Cite uma iluminação surpreendente.
A do Caetano Vilela em “Dueto para um”, que esteve em cartaz no Tucarena.

 

Cite um ator que surpreendeu suas expectativas.
Alguns: Otávio Martins em “Sideman”; Lee Taylor em “Senhora dos Afogados” ;  Germano Melo em “Travesties”; e Eduardo Leão em “Aqui do Lado”.

 

O que não é teatro?
Cinema, Internet, redes sociais são exemplos de coisas que não são teatro, mas podem virar!

 

Que texto você foi ler depois de ter assistido a sua encenação?
“A Vida é Cheia de Som e Fúria”, da Sutil Companhia de Teatro, baseado em “Alta Fidelidade”, do Nick Hornby.

 

A ideia de que tudo é válido na arte cabe no teatro?
Cabe. Se vai ter público é outra coisa.

 

Na era da tecnologia, qual é o futuro do teatro?
O futuro do teatro está no resgate do seu aspecto ritualístico.

 

O teatro é uma ação política? Por quê?
Sim, porque intervêm na vida das pessoas ou pelo menos se pretende a isso. Teatro é uma experiência que pode mudar a forma de enxergar o mundo, a cidade e, consequentemente, a política.

 

Quando a estética se destaca mais do que o texto e os atores?
Quando a história que está sendo contada ou a encenação não são fortes o suficiente para envolver o espectador.

 

Qual encenação lhe vem à memória agora?
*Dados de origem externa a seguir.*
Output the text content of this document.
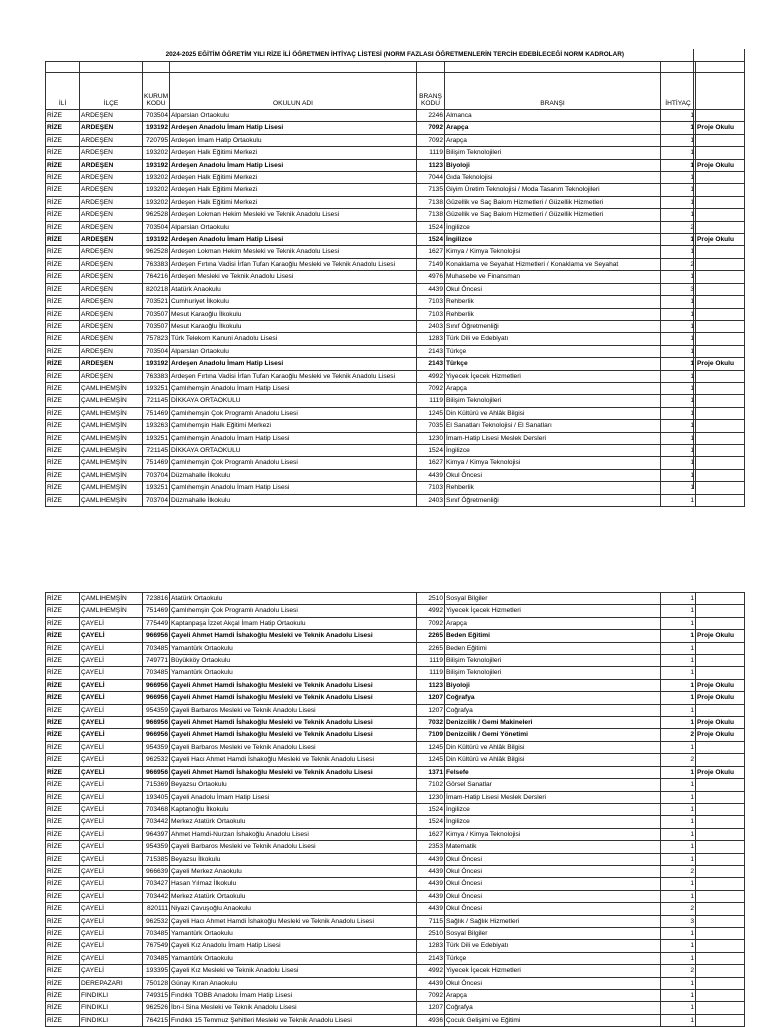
2024-2025 EĞİTİM ÖĞRETİM YILI RİZE İLİ ÖĞRETMEN İHTİYAÇ LİSTESİ (NORM FAZLASI ÖĞRETMENLERİN TERCİH EDEBİLECEĞİ NORM KADROLAR)							

İLİ	İLÇE	KURUM KODU	OKULUN ADI	BRANŞ KODU	BRANŞI	İHTİYAÇ	
RİZE	ARDEŞEN	703504	Alparslan Ortaokulu	2246	Almanca	1	
RİZE	ARDEŞEN	193192	Ardeşen Anadolu İmam Hatip Lisesi	7092	Arapça	1	Proje Okulu
RİZE	ARDEŞEN	720795	Ardeşen İmam Hatip Ortaokulu	7092	Arapça	1	
RİZE	ARDEŞEN	193202	Ardeşen Halk Eğitimi Merkezi	1119	Bilişim Teknolojileri	1	
RİZE	ARDEŞEN	193192	Ardeşen Anadolu İmam Hatip Lisesi	1123	Biyoloji	1	Proje Okulu
RİZE	ARDEŞEN	193202	Ardeşen Halk Eğitimi Merkezi	7044	Gıda Teknolojisi	1	
RİZE	ARDEŞEN	193202	Ardeşen Halk Eğitimi Merkezi	7135	Giyim Üretim Teknolojisi / Moda Tasarım Teknolojileri	1	
RİZE	ARDEŞEN	193202	Ardeşen Halk Eğitimi Merkezi	7138	Güzellik ve Saç Bakım Hizmetleri / Güzellik Hizmetleri	1	
RİZE	ARDEŞEN	962528	Ardeşen Lokman Hekim Mesleki ve Teknik Anadolu Lisesi	7138	Güzellik ve Saç Bakım Hizmetleri / Güzellik Hizmetleri	1	
RİZE	ARDEŞEN	703504	Alparslan Ortaokulu	1524	İngilizce	2	
RİZE	ARDEŞEN	193192	Ardeşen Anadolu İmam Hatip Lisesi	1524	İngilizce	1	Proje Okulu
RİZE	ARDEŞEN	962528	Ardeşen Lokman Hekim Mesleki ve Teknik Anadolu Lisesi	1627	Kimya / Kimya Teknolojisi	1	
RİZE	ARDEŞEN	763383	Ardeşen Fırtına Vadisi İrfan Tufan Karaoğlu Mesleki ve Teknik Anadolu Lisesi	7149	Konaklama ve Seyahat Hizmetleri / Konaklama ve Seyahat	2	
RİZE	ARDEŞEN	764216	Ardeşen Mesleki ve Teknik Anadolu Lisesi	4976	Muhasebe ve Finansman	1	
RİZE	ARDEŞEN	820218	Atatürk Anaokulu	4439	Okul Öncesi	3	
RİZE	ARDEŞEN	703521	Cumhuriyet İlkokulu	7103	Rehberlik	1	
RİZE	ARDEŞEN	703507	Mesut Karaoğlu İlkokulu	7103	Rehberlik	1	
RİZE	ARDEŞEN	703507	Mesut Karaoğlu İlkokulu	2403	Sınıf Öğretmenliği	1	
RİZE	ARDEŞEN	757823	Türk Telekom Kanuni Anadolu Lisesi	1283	Türk Dili ve Edebiyatı	1	
RİZE	ARDEŞEN	703504	Alparslan Ortaokulu	2143	Türkçe	1	
RİZE	ARDEŞEN	193192	Ardeşen Anadolu İmam Hatip Lisesi	2143	Türkçe	1	Proje Okulu
RİZE	ARDEŞEN	763383	Ardeşen Fırtına Vadisi İrfan Tufan Karaoğlu Mesleki ve Teknik Anadolu Lisesi	4992	Yiyecek İçecek Hizmetleri	1	
RİZE	ÇAMLIHEMŞİN	193251	Çamlıhemşin Anadolu İmam Hatip Lisesi	7092	Arapça	1	
RİZE	ÇAMLIHEMŞİN	721145	DİKKAYA ORTAOKULU	1119	Bilişim Teknolojileri	1	
RİZE	ÇAMLIHEMŞİN	751469	Çamlıhemşin Çok Programlı Anadolu Lisesi	1245	Din Kültürü ve Ahlâk Bilgisi	1	
RİZE	ÇAMLIHEMŞİN	193263	Çamlıhemşin Halk Eğitimi Merkezi	7035	El Sanatları Teknolojisi / El Sanatları	1	
RİZE	ÇAMLIHEMŞİN	193251	Çamlıhemşin Anadolu İmam Hatip Lisesi	1230	İmam-Hatip Lisesi Meslek Dersleri	1	
RİZE	ÇAMLIHEMŞİN	721145	DİKKAYA ORTAOKULU	1524	İngilizce	1	
RİZE	ÇAMLIHEMŞİN	751469	Çamlıhemşin Çok Programlı Anadolu Lisesi	1627	Kimya / Kimya Teknolojisi	1	
RİZE	ÇAMLIHEMŞİN	703704	Düzmahalle İlkokulu	4439	Okul Öncesi	1	
RİZE	ÇAMLIHEMŞİN	193251	Çamlıhemşin Anadolu İmam Hatip Lisesi	7103	Rehberlik	1	
RİZE	ÇAMLIHEMŞİN	703704	Düzmahalle İlkokulu	2403	Sınıf Öğretmenliği	1	
RİZE	ÇAMLIHEMŞİN	723816	Atatürk Ortaokulu	2510	Sosyal Bilgiler	1	
RİZE	ÇAMLIHEMŞİN	751469	Çamlıhemşin Çok Programlı Anadolu Lisesi	4992	Yiyecek İçecek Hizmetleri	1	
RİZE	ÇAYELİ	775449	Kaptanpaşa İzzet Akçal İmam Hatip Ortaokulu	7092	Arapça	1	
RİZE	ÇAYELİ	966956	Çayeli Ahmet Hamdi İshakoğlu Mesleki ve Teknik Anadolu Lisesi	2265	Beden Eğitimi	1	Proje Okulu
RİZE	ÇAYELİ	703485	Yamantürk Ortaokulu	2265	Beden Eğitimi	1	
RİZE	ÇAYELİ	749771	Büyükköy Ortaokulu	1119	Bilişim Teknolojileri	1	
RİZE	ÇAYELİ	703485	Yamantürk Ortaokulu	1119	Bilişim Teknolojileri	1	
RİZE	ÇAYELİ	966956	Çayeli Ahmet Hamdi İshakoğlu Mesleki ve Teknik Anadolu Lisesi	1123	Biyoloji	1	Proje Okulu
RİZE	ÇAYELİ	966956	Çayeli Ahmet Hamdi İshakoğlu Mesleki ve Teknik Anadolu Lisesi	1207	Coğrafya	1	Proje Okulu
RİZE	ÇAYELİ	954359	Çayeli Barbaros Mesleki ve Teknik Anadolu Lisesi	1207	Coğrafya	1	
RİZE	ÇAYELİ	966956	Çayeli Ahmet Hamdi İshakoğlu Mesleki ve Teknik Anadolu Lisesi	7032	Denizcilik / Gemi Makineleri	1	Proje Okulu
RİZE	ÇAYELİ	966956	Çayeli Ahmet Hamdi İshakoğlu Mesleki ve Teknik Anadolu Lisesi	7109	Denizcilik / Gemi Yönetimi	2	Proje Okulu
RİZE	ÇAYELİ	954359	Çayeli Barbaros Mesleki ve Teknik Anadolu Lisesi	1245	Din Kültürü ve Ahlâk Bilgisi	1	
RİZE	ÇAYELİ	962532	Çayeli Hacı Ahmet Hamdi İshakoğlu Mesleki ve Teknik Anadolu Lisesi	1245	Din Kültürü ve Ahlâk Bilgisi	2	
RİZE	ÇAYELİ	966956	Çayeli Ahmet Hamdi İshakoğlu Mesleki ve Teknik Anadolu Lisesi	1371	Felsefe	1	Proje Okulu
RİZE	ÇAYELİ	715369	Beyazsu Ortaokulu	7102	Görsel Sanatlar	1	
RİZE	ÇAYELİ	193405	Çayeli Anadolu İmam Hatip Lisesi	1230	İmam-Hatip Lisesi Meslek Dersleri	1	
RİZE	ÇAYELİ	703468	Kaptanoğlu İlkokulu	1524	İngilizce	1	
RİZE	ÇAYELİ	703442	Merkez Atatürk Ortaokulu	1524	İngilizce	1	
RİZE	ÇAYELİ	964397	Ahmet Hamdi-Nurzan İshakoğlu Anadolu Lisesi	1627	Kimya / Kimya Teknolojisi	1	
RİZE	ÇAYELİ	954359	Çayeli Barbaros Mesleki ve Teknik Anadolu Lisesi	2353	Matematik	1	
RİZE	ÇAYELİ	715385	Beyazsu İlkokulu	4439	Okul Öncesi	1	
RİZE	ÇAYELİ	966639	Çayeli Merkez Anaokulu	4439	Okul Öncesi	2	
RİZE	ÇAYELİ	703427	Hasan Yılmaz İlkokulu	4439	Okul Öncesi	1	
RİZE	ÇAYELİ	703442	Merkez Atatürk Ortaokulu	4439	Okul Öncesi	1	
RİZE	ÇAYELİ	820111	Niyazi Çavuşoğlu Anaokulu	4439	Okul Öncesi	2	
RİZE	ÇAYELİ	962532	Çayeli Hacı Ahmet Hamdi İshakoğlu Mesleki ve Teknik Anadolu Lisesi	7115	Sağlık / Sağlık Hizmetleri	3	
RİZE	ÇAYELİ	703485	Yamantürk Ortaokulu	2510	Sosyal Bilgiler	1	
RİZE	ÇAYELİ	767549	Çayeli Kız Anadolu İmam Hatip Lisesi	1283	Türk Dili ve Edebiyatı	1	
RİZE	ÇAYELİ	703485	Yamantürk Ortaokulu	2143	Türkçe	1	
RİZE	ÇAYELİ	193395	Çayeli Kız Mesleki ve Teknik Anadolu Lisesi	4992	Yiyecek İçecek Hizmetleri	2	
RİZE	DEREPAZARI	750128	Günay Kıran Anaokulu	4439	Okul Öncesi	1	
RİZE	FINDIKLI	749315	Fındıklı TOBB Anadolu İmam Hatip Lisesi	7092	Arapça	1	
RİZE	FINDIKLI	962526	İbn-i Sina Mesleki ve Teknik Anadolu Lisesi	1207	Coğrafya	1	
RİZE	FINDIKLI	764215	Fındıklı 15 Temmuz Şehitleri Mesleki ve Teknik Anadolu Lisesi	4936	Çocuk Gelişimi ve Eğitimi	1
Alguma cena específica?
Na montagem parisiense de “A Noviça Rebelde”, dirigida por Emilio Sagi. Durante a cena do festival nazista, atores vestidos de soldados do Terceiro Reich entravam pela plateia como sentinelas. Muitos idosos que viveram a ocupação nazista em Paris durante a Segunda Guerra estavam presentes e não escondiam o mal-estar, alguns até saíam do teatro. Foi impressionante ver uma cena tão impactante em um espetáculo aparentemente “leve”.

 

Em sua biblioteca não podem faltar quais peças de teatro?
“Otelo”, “Hamlet”, “Os Fuzis da Sra. Carrar”, “A Morte do Caixeiro Viajante”, “Um Bonde Chamado Desejo”, “Pigmaleão”, “O Balcão” e “Seis Personagens à Procura de um Autor”, entre outras.

 

Cite um diretor (a), um autor (a) e um ator/atriz que você admira.
Tem muitos, mas vou escolher alguns do meu gênero preferido, o teatro musical: Harold Prince, Stephen Sondheim, Patti Lupone.

 

Qual o papel da sua vida?
Todos os que vivi e que vou viver ainda. Mas sonho em fazer o Iago do “Otelo”.

 

Uma pergunta para William Shakespeare, Nelson Rodrigues, Bertold Brecht ou algum outro autor ou personalidade teatral que você admire.
Minha pergunta vai para o Shakespeare: o que é estar pronto? É tudo? O que é tudo?

 

O teatro está vivo?
Enquanto houver vida, haverá teatro.